View Full Version : The Collapse of Civilization May Have Already Begun



Ultralight
11-23-19, 11:24am
This is a really interesting article from VICE. It is a little long, but compelling. The interdisciplinary sciences used by those researchers in the article are mind-blowingly complex!

A snippet:

“It is now too late to stop a future collapse of our societies because of climate change.”
These are not the words of a tinfoil hat-donning survivalist. This is from a paper (https://ec.europa.eu/digital-single-market/en/news/climate-change-resilience-uncivilisation-rebellion-and-technology) delivered by a senior sustainability academic at a leading business school to the European Commission in Brussels, earlier this year. Before that, he delivered a similar message to a UN conference (http://insight.cumbria.ac.uk/id/eprint/4777/): “Climate change is now a planetary emergency posing an existential threat to humanity.”


https://www.vice.com/en_au/article/8xwygg/the-collapse-of-civilization-may-have-already-begun?utm_source=reddit.com

happystuff
11-23-19, 2:56pm
Will admit that I didn't read the entire article, but I do agree.

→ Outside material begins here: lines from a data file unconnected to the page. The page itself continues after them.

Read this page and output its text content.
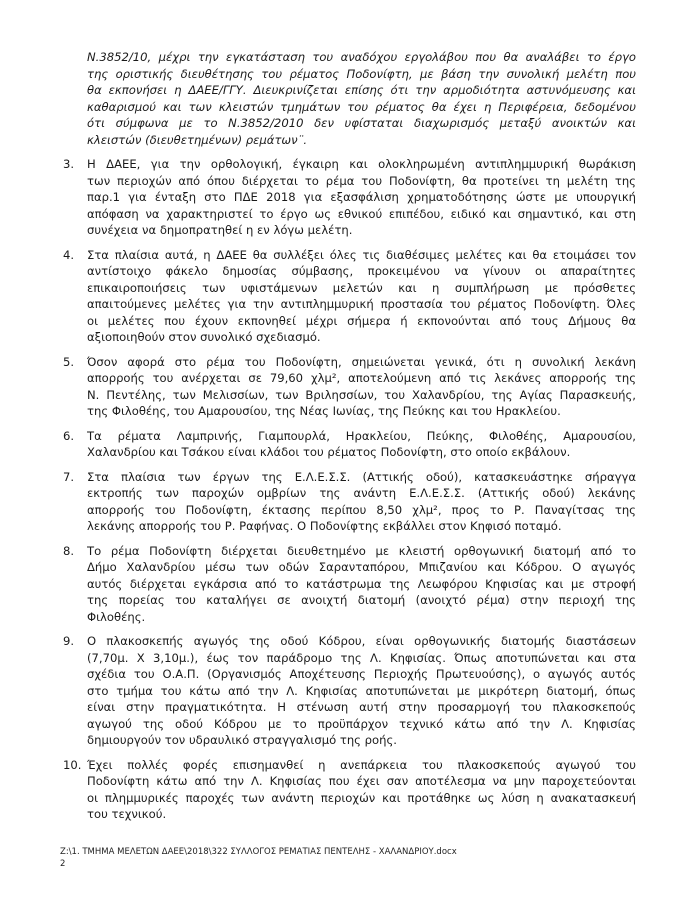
N.3852/10, μέχρι την εγκατάσταση του αναδόχου εργολάβου που θα αναλάβει το έργο
της οριστικής διευθέτησης του ρέματος Ποδονίφτη, με βάση την συνολική μελέτη που
θα εκπονήσει η ΔΑΕΕ/ΓΓΥ. Διευκρινίζεται επίσης ότι την αρμοδιότητα αστυνόμευσης και
καθαρισμού και των κλειστών τμημάτων του ρέματος θα έχει η Περιφέρεια, δεδομένου
ότι σύμφωνα με το Ν.3852/2010 δεν υφίσταται διαχωρισμός μεταξύ ανοικτών και
κλειστών (διευθετημένων) ρεμάτων¨.
3. Η ΔΑΕΕ, για την ορθολογική, έγκαιρη και ολοκληρωμένη αντιπλημμυρική θωράκιση
των περιοχών από όπου διέρχεται το ρέμα του Ποδονίφτη, θα προτείνει τη μελέτη της
παρ.1 για ένταξη στο ΠΔΕ 2018 για εξασφάλιση χρηματοδότησης ώστε με υπουργική
απόφαση να χαρακτηριστεί το έργο ως εθνικού επιπέδου, ειδικό και σημαντικό, και στη
συνέχεια να δημοπρατηθεί η εν λόγω μελέτη.
4. Στα πλαίσια αυτά, η ΔΑΕΕ θα συλλέξει όλες τις διαθέσιμες μελέτες και θα ετοιμάσει τον
αντίστοιχο φάκελο δημοσίας σύμβασης, προκειμένου να γίνουν οι απαραίτητες
επικαιροποιήσεις των υφιστάμενων μελετών και η συμπλήρωση με πρόσθετες
απαιτούμενες μελέτες για την αντιπλημμυρική προστασία του ρέματος Ποδονίφτη. Όλες
οι μελέτες που έχουν εκπονηθεί μέχρι σήμερα ή εκπονούνται από τους Δήμους θα
αξιοποιηθούν στον συνολικό σχεδιασμό.
5. Όσον αφορά στο ρέμα του Ποδονίφτη, σημειώνεται γενικά, ότι η συνολική λεκάνη
απορροής του ανέρχεται σε 79,60 χλμ², αποτελούμενη από τις λεκάνες απορροής της
Ν. Πεντέλης, των Μελισσίων, των Βριλησσίων, του Χαλανδρίου, της Αγίας Παρασκευής,
της Φιλοθέης, του Αμαρουσίου, της Νέας Ιωνίας, της Πεύκης και του Ηρακλείου.
6. Τα ρέματα Λαμπρινής, Γιαμπουρλά, Ηρακλείου, Πεύκης, Φιλοθέης, Αμαρουσίου,
Χαλανδρίου και Τσάκου είναι κλάδοι του ρέματος Ποδονίφτη, στο οποίο εκβάλουν.
7. Στα πλαίσια των έργων της Ε.Λ.Ε.Σ.Σ. (Αττικής οδού), κατασκευάστηκε σήραγγα
εκτροπής των παροχών ομβρίων της ανάντη Ε.Λ.Ε.Σ.Σ. (Αττικής οδού) λεκάνης
απορροής του Ποδονίφτη, έκτασης περίπου 8,50 χλμ², προς το Ρ. Παναγίτσας της
λεκάνης απορροής του Ρ. Ραφήνας. Ο Ποδονίφτης εκβάλλει στον Κηφισό ποταμό.
8. Το ρέμα Ποδονίφτη διέρχεται διευθετημένο με κλειστή ορθογωνική διατομή από το
Δήμο Χαλανδρίου μέσω των οδών Σαρανταπόρου, Μπιζανίου και Κόδρου. Ο αγωγός
αυτός διέρχεται εγκάρσια από το κατάστρωμα της Λεωφόρου Κηφισίας και με στροφή
της πορείας του καταλήγει σε ανοιχτή διατομή (ανοιχτό ρέμα) στην περιοχή της
Φιλοθέης.
9. Ο πλακοσκεπής αγωγός της οδού Κόδρου, είναι ορθογωνικής διατομής διαστάσεων
(7,70μ. Χ 3,10μ.), έως τον παράδρομο της Λ. Κηφισίας. Όπως αποτυπώνεται και στα
σχέδια του Ο.Α.Π. (Οργανισμός Αποχέτευσης Περιοχής Πρωτευούσης), ο αγωγός αυτός
στο τμήμα του κάτω από την Λ. Κηφισίας αποτυπώνεται με μικρότερη διατομή, όπως
είναι στην πραγματικότητα. Η στένωση αυτή στην προσαρμογή του πλακοσκεπούς
αγωγού της οδού Κόδρου με το προϋπάρχον τεχνικό κάτω από την Λ. Κηφισίας
δημιουργούν τον υδραυλικό στραγγαλισμό της ροής.
10. Έχει πολλές φορές επισημανθεί η ανεπάρκεια του πλακοσκεπούς αγωγού του
Ποδονίφτη κάτω από την Λ. Κηφισίας που έχει σαν αποτέλεσμα να μην παροχετεύονται
οι πλημμυρικές παροχές των ανάντη περιοχών και προτάθηκε ως λύση η ανακατασκευή
του τεχνικού.
Ζ:\1. ΤΜΗΜΑ ΜΕΛΕΤΩΝ ΔΑΕΕ\2018\322 ΣΥΛΛΟΓΟΣ ΡΕΜΑΤΙΑΣ ΠΕΝΤΕΛΗΣ - ΧΑΛΑΝΔΡΙΟΥ.docx
2
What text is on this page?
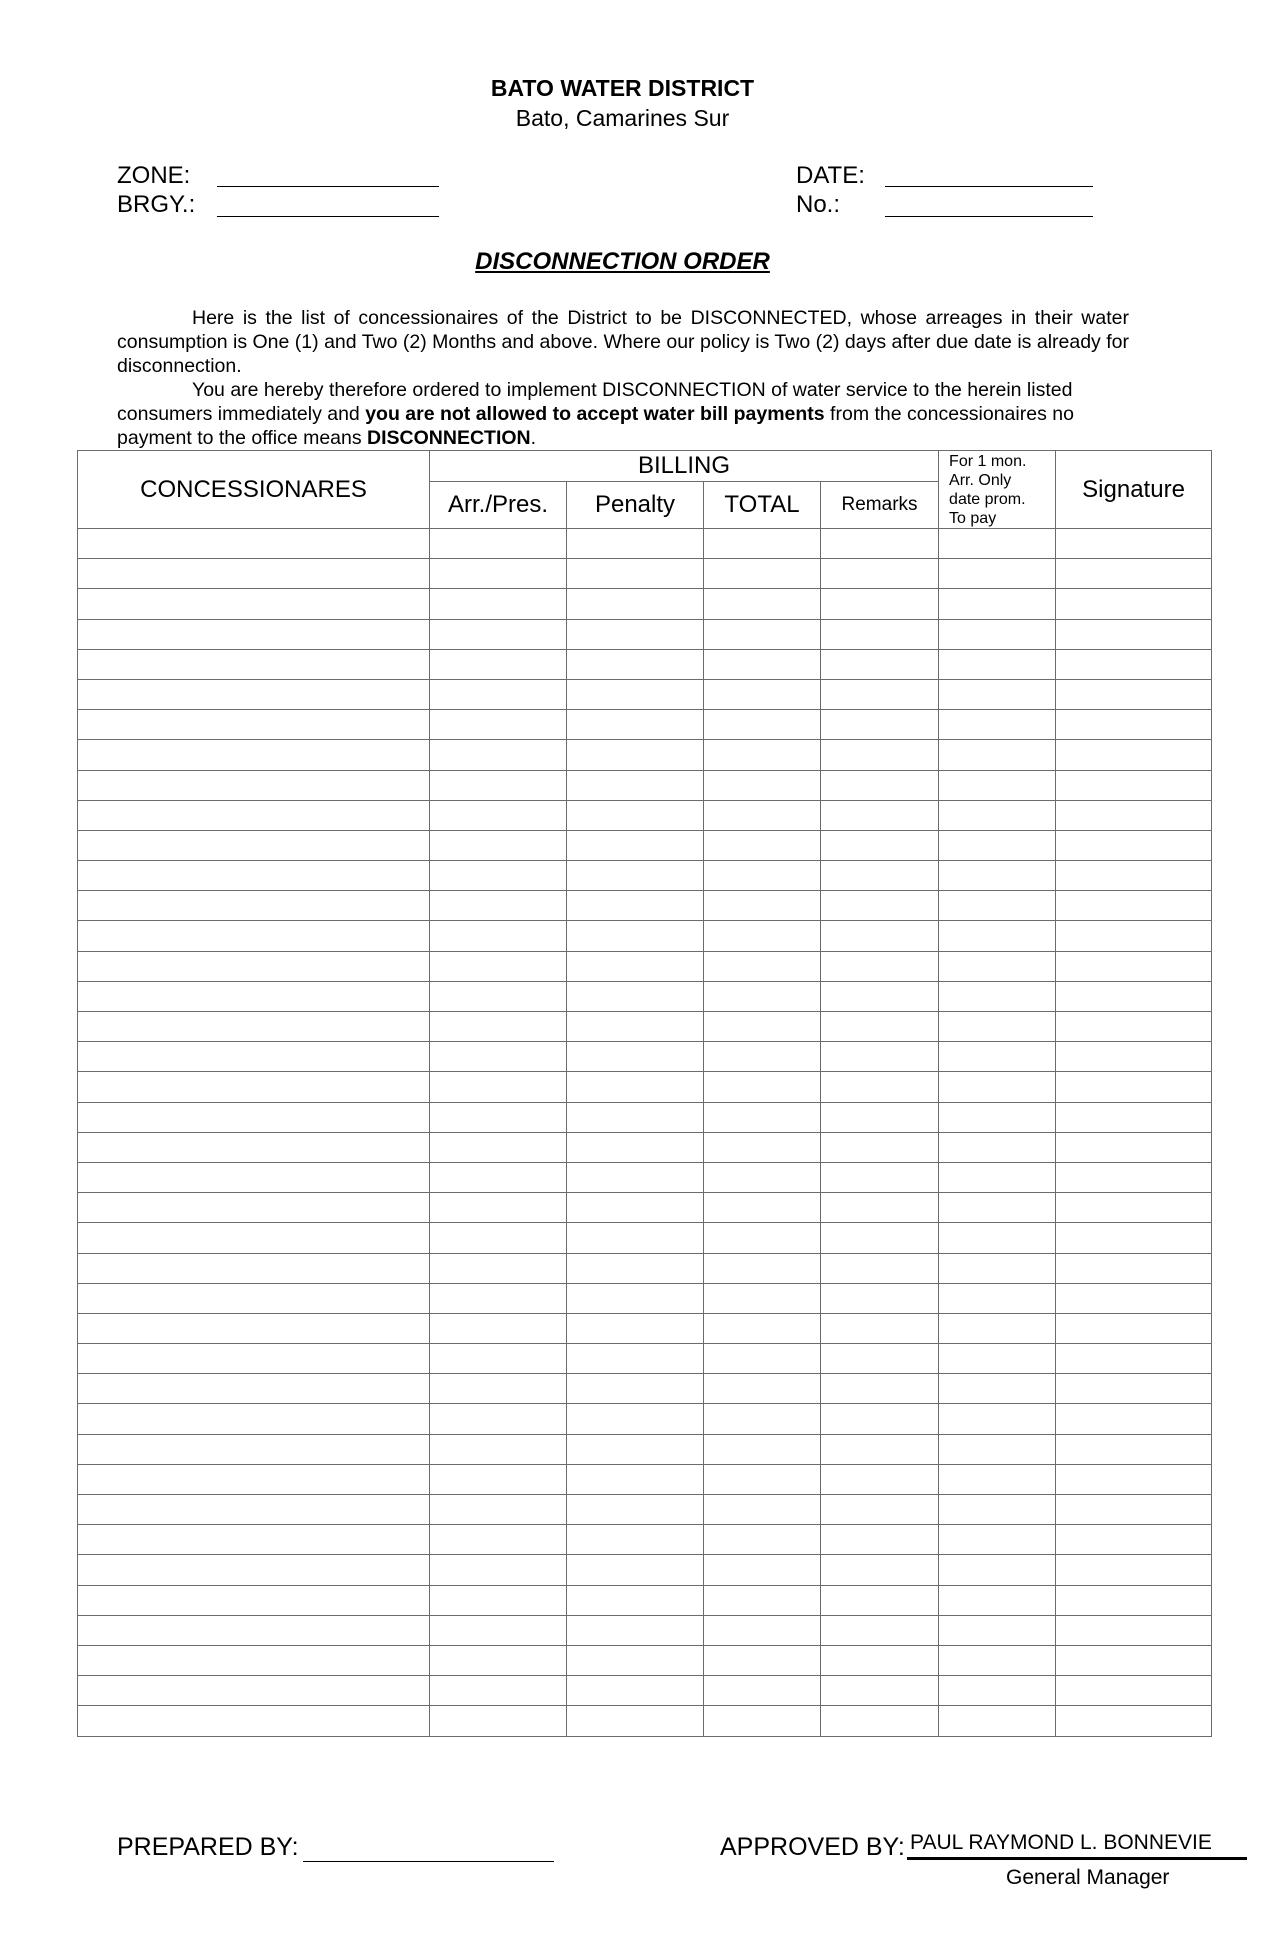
BATO WATER DISTRICT
Bato, Camarines Sur
ZONE:
BRGY.:
DATE:
No.:
DISCONNECTION ORDER

Here is the list of concessionaires of the District to be DISCONNECTED, whose arreages in their water consumption is One (1) and Two (2) Months and above. Where our policy is Two (2) days after due date is already for disconnection.

You are hereby therefore ordered to implement DISCONNECTION of water service to the herein listed consumers immediately and you are not allowed to accept water bill payments from the concessionaires no payment to the office means DISCONNECTION.

CONCESSIONARES	BILLING				For 1 mon.
Arr. Only
date prom.
To pay	Signature
	Arr./Pres.	Penalty	TOTAL	Remarks		

PREPARED BY:	APPROVED BY: PAUL RAYMOND L. BONNEVIE
General Manager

The human species deserves the consequences of our actions.

Ultralight
11-23-19, 3:11pm
Will admit that I didn't read the entire article, but I do agree. The human species deserves the consequences of our actions.

It is a very long article. You can glean a lot from it just by reading the first few paragraphs and skimming the rest. I did that, and then went back and read it all. haha

But yeah, we got ourselves into a real fix, a real bad fix.

bae
11-23-19, 3:13pm
The species will survive just fine.

Civilization as we know it today, probably not so much, but that's happened before.

catherine
11-24-19, 9:29am
I looked at the article, and then I searched Jeremy Lent/Deep Adaptation information. I found this interesting article, What Will You Say to Your Grandchildren? (https://medium.com/@jeremylent/what-will-you-say-to-your-grandchildren-e0b40242563c). Like the OPs article, it challenges the economic growth paradigm which is basically the biggest threat--by definitition its opposite-- to sustainability, and unless we figure that out alternatives (one alternative is a negative interest model called demurrage). As long as we look at our health as a society through the lens of the unhealthy practice of unlimited economic growth, there is no hope for even slowing the trajectory of climate change:


"The primary reason for this headlong fling toward disaster is that our economic system is based on perpetual growth — on the need to consume the earth at an ever-increasing rate. Our world is dominated by transnational corporations, which now account for sixty-nine of the world’s largest hundred economies. The value of these corporations is based on investors’ expectations for their continued growth, which they are driven to achieve at any cost, including the future welfare of humanity and the living earth. It’s a gigantic Ponzi scheme that barely gets a mention because the corporations also own the mainstream media, along with most governments. The real discussions we need about humanity’s future don’t make it to the table. Even a policy goal as ambitious as the Green New Deal — rejected by most mainstream pundits as utterly unrealistic — would still be insufficient to turn things around, because it doesn’t acknowledge the need to transition our economy away from reliance on endless growth."

Business as usual will only lead to a giant worldwide liquidation sale.

Rogar
11-24-19, 10:10am
It's not too hard to find doomsday books elaborating on the climate crisis. My most recent was "The Sixth Extinction" by Elizabeth Kolbert. In the animal, plant, and fish realms extinction events are already in progress. Humans may survive, but it could be a lonely planet without as many birds and fish species. There is a reason why this era is being labeled the Anthropocene geological age. I don't see much promise in American politics or the global economy in any near future and would not expect much to change until it starts hitting peoples wallets. I guess it comes down to act locally think globally.

Might not bode well for the stock market (dark humor).